Within these categories, Herold identified general cognitive, problem-solving, strategic, social, critical, communicative and learning competencies; special subject areas, linguistic, cultural, quality control, professional and technical content-related competencies; and also transfer, research, textual and even service competencies as the components of the professional translator’s “package” of competencies.
“Beyond knowledge and skill, excellent translators have a passion for language, insisting on making the text sound as perfect as possible.

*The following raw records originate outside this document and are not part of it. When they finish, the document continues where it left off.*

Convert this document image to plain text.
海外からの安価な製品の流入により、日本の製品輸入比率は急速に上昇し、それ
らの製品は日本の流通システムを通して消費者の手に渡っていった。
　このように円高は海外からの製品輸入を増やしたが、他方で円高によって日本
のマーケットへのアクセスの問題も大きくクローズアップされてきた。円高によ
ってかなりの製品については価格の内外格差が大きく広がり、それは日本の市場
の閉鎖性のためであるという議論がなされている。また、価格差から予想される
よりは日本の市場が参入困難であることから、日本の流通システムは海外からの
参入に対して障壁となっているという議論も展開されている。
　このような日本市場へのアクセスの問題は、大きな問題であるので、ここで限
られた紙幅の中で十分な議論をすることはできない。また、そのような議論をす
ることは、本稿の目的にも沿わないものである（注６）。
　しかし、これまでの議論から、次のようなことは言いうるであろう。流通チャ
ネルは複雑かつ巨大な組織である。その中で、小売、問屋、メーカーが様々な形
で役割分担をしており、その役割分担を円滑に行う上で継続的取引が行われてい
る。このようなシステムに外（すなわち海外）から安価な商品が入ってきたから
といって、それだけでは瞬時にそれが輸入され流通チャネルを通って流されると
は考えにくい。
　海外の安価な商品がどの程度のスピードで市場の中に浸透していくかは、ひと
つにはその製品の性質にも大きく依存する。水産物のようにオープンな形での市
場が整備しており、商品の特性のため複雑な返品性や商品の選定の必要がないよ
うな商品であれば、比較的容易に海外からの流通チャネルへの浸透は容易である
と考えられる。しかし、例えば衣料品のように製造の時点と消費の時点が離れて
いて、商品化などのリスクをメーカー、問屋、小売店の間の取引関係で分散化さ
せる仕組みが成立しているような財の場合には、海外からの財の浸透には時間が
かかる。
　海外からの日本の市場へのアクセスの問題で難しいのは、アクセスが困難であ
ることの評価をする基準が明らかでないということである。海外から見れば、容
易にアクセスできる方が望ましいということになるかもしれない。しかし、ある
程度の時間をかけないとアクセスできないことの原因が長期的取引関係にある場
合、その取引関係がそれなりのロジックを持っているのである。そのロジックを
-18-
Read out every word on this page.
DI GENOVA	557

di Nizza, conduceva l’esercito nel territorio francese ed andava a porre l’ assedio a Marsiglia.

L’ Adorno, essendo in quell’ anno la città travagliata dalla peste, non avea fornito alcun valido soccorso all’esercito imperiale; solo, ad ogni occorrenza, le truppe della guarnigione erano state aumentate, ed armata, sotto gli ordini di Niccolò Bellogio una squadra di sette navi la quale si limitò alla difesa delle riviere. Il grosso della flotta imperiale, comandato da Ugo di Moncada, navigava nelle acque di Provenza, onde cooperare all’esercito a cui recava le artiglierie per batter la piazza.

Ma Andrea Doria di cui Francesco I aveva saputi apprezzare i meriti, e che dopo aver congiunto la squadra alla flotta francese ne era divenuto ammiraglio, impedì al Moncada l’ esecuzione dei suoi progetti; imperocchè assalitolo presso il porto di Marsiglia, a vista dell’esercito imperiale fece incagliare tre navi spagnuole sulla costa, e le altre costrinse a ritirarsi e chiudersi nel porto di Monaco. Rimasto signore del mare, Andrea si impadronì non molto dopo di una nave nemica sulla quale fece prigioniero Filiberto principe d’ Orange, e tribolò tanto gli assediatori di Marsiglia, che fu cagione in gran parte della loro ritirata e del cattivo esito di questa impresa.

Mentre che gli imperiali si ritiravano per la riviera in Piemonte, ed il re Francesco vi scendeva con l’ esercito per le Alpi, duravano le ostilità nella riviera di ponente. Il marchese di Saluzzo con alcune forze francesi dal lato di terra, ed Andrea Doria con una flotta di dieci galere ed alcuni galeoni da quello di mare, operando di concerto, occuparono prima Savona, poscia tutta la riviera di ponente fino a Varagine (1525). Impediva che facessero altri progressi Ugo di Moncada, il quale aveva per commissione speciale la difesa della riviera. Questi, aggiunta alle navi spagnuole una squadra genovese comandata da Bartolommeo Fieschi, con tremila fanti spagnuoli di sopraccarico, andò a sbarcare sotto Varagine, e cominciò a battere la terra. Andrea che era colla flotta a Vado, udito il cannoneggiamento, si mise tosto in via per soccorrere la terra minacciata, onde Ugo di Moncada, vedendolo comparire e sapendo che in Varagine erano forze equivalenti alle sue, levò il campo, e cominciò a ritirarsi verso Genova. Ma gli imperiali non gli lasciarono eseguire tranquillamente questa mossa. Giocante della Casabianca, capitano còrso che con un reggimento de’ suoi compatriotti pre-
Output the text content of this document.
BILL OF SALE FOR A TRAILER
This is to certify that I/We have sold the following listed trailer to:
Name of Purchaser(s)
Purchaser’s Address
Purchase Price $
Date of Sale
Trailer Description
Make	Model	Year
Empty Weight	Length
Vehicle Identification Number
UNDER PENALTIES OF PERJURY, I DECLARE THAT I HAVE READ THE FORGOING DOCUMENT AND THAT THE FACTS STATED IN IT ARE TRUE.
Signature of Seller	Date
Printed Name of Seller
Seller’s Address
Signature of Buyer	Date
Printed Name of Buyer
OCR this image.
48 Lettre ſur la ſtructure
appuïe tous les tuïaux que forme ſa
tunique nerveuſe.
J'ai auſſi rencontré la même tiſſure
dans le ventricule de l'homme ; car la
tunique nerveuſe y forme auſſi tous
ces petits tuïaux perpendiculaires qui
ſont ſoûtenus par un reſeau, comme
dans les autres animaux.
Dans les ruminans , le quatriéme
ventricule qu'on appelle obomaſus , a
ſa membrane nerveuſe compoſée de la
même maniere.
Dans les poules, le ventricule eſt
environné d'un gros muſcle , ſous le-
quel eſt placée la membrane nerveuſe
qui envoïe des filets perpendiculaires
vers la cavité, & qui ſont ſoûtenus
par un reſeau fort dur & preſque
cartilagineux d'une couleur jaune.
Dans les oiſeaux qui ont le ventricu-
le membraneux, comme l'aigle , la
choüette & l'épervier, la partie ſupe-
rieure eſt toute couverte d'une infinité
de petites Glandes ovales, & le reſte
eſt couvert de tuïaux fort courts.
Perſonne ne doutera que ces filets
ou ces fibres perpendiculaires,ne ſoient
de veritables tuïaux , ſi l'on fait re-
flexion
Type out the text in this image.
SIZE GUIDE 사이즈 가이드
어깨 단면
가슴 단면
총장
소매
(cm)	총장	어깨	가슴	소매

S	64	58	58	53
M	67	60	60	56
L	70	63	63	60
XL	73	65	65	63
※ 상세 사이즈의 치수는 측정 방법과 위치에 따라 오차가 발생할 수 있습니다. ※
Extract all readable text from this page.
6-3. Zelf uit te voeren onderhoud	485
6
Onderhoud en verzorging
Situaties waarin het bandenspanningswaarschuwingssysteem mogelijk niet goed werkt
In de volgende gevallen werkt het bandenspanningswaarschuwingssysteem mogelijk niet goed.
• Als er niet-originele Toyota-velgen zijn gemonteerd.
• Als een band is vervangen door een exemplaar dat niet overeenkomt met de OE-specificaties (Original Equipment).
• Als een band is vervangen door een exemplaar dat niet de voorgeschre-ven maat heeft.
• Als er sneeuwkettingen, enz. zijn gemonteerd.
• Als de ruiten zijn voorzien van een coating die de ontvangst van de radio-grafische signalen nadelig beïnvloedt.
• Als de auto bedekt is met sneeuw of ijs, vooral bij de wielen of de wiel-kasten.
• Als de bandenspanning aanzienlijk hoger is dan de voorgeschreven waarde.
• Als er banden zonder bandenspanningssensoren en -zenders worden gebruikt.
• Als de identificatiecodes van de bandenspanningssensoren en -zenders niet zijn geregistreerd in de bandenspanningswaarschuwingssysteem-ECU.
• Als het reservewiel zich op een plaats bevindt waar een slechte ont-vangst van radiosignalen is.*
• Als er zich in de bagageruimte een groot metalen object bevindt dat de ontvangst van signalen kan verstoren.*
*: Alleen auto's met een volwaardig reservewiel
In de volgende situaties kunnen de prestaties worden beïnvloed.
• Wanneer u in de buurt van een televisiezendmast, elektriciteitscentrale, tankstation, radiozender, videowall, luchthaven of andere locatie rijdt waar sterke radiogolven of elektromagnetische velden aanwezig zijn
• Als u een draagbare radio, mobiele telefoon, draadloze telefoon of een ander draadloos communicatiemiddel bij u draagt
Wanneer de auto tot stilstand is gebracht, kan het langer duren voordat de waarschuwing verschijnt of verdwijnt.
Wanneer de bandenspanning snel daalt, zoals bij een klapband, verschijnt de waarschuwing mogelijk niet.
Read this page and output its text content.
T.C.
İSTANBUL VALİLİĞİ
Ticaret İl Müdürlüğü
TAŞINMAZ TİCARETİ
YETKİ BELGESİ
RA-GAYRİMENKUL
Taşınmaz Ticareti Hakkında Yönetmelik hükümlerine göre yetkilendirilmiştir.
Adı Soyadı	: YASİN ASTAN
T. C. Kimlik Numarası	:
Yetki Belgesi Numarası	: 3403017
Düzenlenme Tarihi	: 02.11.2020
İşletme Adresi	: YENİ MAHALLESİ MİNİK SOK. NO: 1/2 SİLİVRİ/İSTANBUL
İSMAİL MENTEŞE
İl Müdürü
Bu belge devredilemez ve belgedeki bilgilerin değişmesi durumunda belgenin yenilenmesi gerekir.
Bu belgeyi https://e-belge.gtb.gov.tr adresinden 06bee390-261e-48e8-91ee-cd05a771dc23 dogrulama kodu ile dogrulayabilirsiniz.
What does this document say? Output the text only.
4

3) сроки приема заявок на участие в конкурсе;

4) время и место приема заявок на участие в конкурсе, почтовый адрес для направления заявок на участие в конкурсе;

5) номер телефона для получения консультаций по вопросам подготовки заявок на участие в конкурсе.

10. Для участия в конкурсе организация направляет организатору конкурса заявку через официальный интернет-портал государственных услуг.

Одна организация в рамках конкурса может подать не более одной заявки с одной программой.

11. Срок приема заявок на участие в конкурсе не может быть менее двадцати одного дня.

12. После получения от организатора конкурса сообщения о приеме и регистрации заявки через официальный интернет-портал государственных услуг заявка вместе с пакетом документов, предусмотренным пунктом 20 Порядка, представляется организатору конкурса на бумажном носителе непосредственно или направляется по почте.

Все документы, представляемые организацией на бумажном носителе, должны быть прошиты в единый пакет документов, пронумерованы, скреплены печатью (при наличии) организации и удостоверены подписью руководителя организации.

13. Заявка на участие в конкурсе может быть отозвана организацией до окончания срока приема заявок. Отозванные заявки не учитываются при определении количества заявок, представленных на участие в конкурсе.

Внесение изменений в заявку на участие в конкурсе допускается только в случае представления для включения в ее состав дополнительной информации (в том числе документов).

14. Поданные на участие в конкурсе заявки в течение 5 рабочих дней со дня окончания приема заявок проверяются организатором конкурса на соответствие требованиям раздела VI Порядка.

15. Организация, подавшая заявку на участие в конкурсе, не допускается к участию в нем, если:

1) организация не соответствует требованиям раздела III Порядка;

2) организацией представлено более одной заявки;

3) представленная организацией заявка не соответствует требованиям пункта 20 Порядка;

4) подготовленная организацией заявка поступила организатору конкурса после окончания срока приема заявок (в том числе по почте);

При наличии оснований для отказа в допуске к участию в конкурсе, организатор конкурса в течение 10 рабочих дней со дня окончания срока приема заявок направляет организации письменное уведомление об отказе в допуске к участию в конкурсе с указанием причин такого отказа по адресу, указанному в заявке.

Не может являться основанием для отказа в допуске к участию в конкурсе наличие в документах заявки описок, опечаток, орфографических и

In practice, searching for a single term can easily take 30 minutes.” Source: Stephen Rifkind / International Association of Professional Translators and Interpreters (IAPTI)
Although there are multiple models that have been developed to define translator competencies, here we can share the one proposed by linguist Don Kiraly, who specializes in translator training:
● Social competencies: these include etiquette, teamwork and negotiation.
● Personal competencies: incorporates autonomy, readiness for lifelong learning, quality control and professional responsibility.
● Translation competence: linguistic and cultural skills, textual typology, norms and conventions, terminology, world knowledge, strategies, technology and research.
Thus, the skills of a good translator must be considered in an integral and complementary manner. A highly qualified professional is one who demonstrates, on the one hand, pragmatic, sociolinguistic, textual and grammatical skills in both languages; and, on the other hand, extra-linguistic, bi-cultural, encyclopedic and contextual skills. They must also have a good memory, creativity, problem-solving skills and motivation. And since the context is constantly changing, these experts must always be open to learning and incorporating skills.